Last week, the tactile design workshop participants had the opportunity to share their work with the team of other students and facilitators at Archeworks. We asked our sighted audience to use blindfolds to experience the illustrations. This is one of the experiential research methods we used during the tactile design workshop before beginning our design process. In a previous post I shared some observations from Megan and Will about their experience with the tactile design workshop. Below we continue with reflections submitted by Grant Haugen and Cleo Ngiam.
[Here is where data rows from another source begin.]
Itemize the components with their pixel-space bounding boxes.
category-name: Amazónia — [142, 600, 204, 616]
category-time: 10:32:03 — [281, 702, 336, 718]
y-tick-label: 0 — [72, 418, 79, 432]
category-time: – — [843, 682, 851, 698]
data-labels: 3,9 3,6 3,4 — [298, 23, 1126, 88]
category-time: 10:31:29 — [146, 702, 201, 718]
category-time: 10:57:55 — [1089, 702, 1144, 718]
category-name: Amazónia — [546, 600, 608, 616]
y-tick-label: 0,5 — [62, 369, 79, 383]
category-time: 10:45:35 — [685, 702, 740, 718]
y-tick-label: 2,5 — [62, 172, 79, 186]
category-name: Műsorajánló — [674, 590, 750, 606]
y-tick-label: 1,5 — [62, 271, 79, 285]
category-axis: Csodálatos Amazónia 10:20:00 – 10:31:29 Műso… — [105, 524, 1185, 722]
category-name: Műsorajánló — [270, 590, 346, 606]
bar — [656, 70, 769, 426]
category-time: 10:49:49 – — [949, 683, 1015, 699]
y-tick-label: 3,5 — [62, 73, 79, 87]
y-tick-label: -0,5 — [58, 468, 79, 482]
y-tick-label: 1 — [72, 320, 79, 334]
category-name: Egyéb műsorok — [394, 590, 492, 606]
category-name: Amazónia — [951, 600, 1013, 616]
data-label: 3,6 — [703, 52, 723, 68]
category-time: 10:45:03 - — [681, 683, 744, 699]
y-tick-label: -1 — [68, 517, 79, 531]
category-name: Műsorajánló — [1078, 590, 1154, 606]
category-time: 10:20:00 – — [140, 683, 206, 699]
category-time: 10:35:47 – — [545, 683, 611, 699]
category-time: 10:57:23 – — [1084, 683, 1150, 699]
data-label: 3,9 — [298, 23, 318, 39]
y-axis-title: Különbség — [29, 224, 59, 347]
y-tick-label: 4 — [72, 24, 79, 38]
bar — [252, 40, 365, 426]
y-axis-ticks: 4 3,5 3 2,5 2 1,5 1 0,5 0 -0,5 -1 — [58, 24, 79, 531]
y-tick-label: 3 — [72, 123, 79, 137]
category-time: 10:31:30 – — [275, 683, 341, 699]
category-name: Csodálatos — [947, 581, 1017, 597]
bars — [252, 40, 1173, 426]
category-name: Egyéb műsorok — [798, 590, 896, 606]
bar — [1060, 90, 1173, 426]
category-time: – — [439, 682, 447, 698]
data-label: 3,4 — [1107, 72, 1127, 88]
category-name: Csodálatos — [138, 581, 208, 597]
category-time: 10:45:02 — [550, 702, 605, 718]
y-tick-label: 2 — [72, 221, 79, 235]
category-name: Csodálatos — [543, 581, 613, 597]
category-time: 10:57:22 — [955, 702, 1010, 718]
Not being trained as an artist or architect, I came into this workshop fully fascinated with the possibilities of what I could learn going forward. At our first session, we were all blind-folded and had to separate a dozen samples of sandpaper, placing them in degrees of roughness from least-rough to most-rough. I quickly had to rely on my tactile senses to decipher the minute differences required to put them in order. Although I love touching interesting and/or soft textures, I had never really thought too much about relying exclusively on my other senses. This was compounded with a reading that Will mentions (see previous post, below), in which we learn that it’s only until recently that our society has become so vision-centric. A few days after this reading, I was driving through the suburbs to go to Wisconsin. Although I loathe suburban areas for their car-dependency, I had never once thought about how difficult it would be for a visually impaired person to get around. There aren’t too many sidewalks or people on the street willing to help the person if they are in a situation in which they need it, nor is there a stellar public transportation network making it easy for them to get around.
On our last day of the workshop, we had a focus group come in to have them feel our final projects and obtain feedback. I was nervous as to how much detail I should include on what I wanted to present as I was trying to illustrate what scent feels like. Not only did I have items to touch, I also included three very different and strong scents. I had such a thrill watching the focus group participants interact with my piece and have fun. I was told that it was multi-sensory, which made it exciting and accessible for all of the participants, which underlies Richard’s comment on never having too much detail on something.
One great point that was brought up was that most art museums are quite boring for visually impaired people as they are unable to always make out what they should be looking at, and at most museums, you’re not allowed to touch the artwork. We were told that children’s museums are quite fun as they’re very interactive and focus much on touch.
Although this workshop lasted a mere six weeks, it truly changes the way I use all my other senses than vision. I wear glasses, and since I have a hard time seeing without wearing them, I tend to take them off only when I’m sleeping or in the shower. Since the workshop, I’ve been taking off my glasses while in yoga, forcing me to rely much more on listening to my body and what the instructor is saying. I’m not busy focusing on how other yogis are doing their position, or watching the teacher to see the ‘perfect’ form of whichever particular pose we are working on. I feel that the intention I bring with me is much deeper and I’m able to understand my body much more.
The way I perceive the built environment and spatial design of the city are changed going forward. There are so many things that can be done to enhance the quality of life in cities for all types of residents. I’ve been intrigued on the use of sound and hope to learn more on implementing public sound installations as I move forward in my urban design and planning work.
This workshop was instrumental in expanding my capacity to make great cities!
How do you make your audience feel home?
How do you transfer an emotion to a graphic?
How does a tactile graphic add to the emotional and visual connection to an audio?
The answer is: I don’t know.
Throughout the whole workshop, we kept throwing around questions, contemplated on them and even tried to find ways to empathize.
But how do you let go of a sense that’s inherent to your perception of life?
The answer is: I don’t know.
It seemed that as we explored the different ways to relate stories and recipes to the viewer, it triggered others to share their own stories and recipes as well.
That was what captivated me the most. It seems that regardless of your ability or disability, food traditions are something that we have all inherited and continue with our own tweaks and personal touches. We all know how it feels like when you’re watching a close one cook for you. We can relate to steam fogging up the moisture of your face when a plate of good food is placed in front of you. We understand that the weight of the food is often disproportionate to the weight of our stomachs after consuming large amounts of food in a short amount of time.
So perhaps it wasn’t just about displaying the food traditions of someone else, but how we carry out our traditions to other people and establish our own as well. The tool we create is not just a tactile graphic, but an heirloom that encapsulates our memories, our superstitions, and our cooking stains when passing on that food tradition.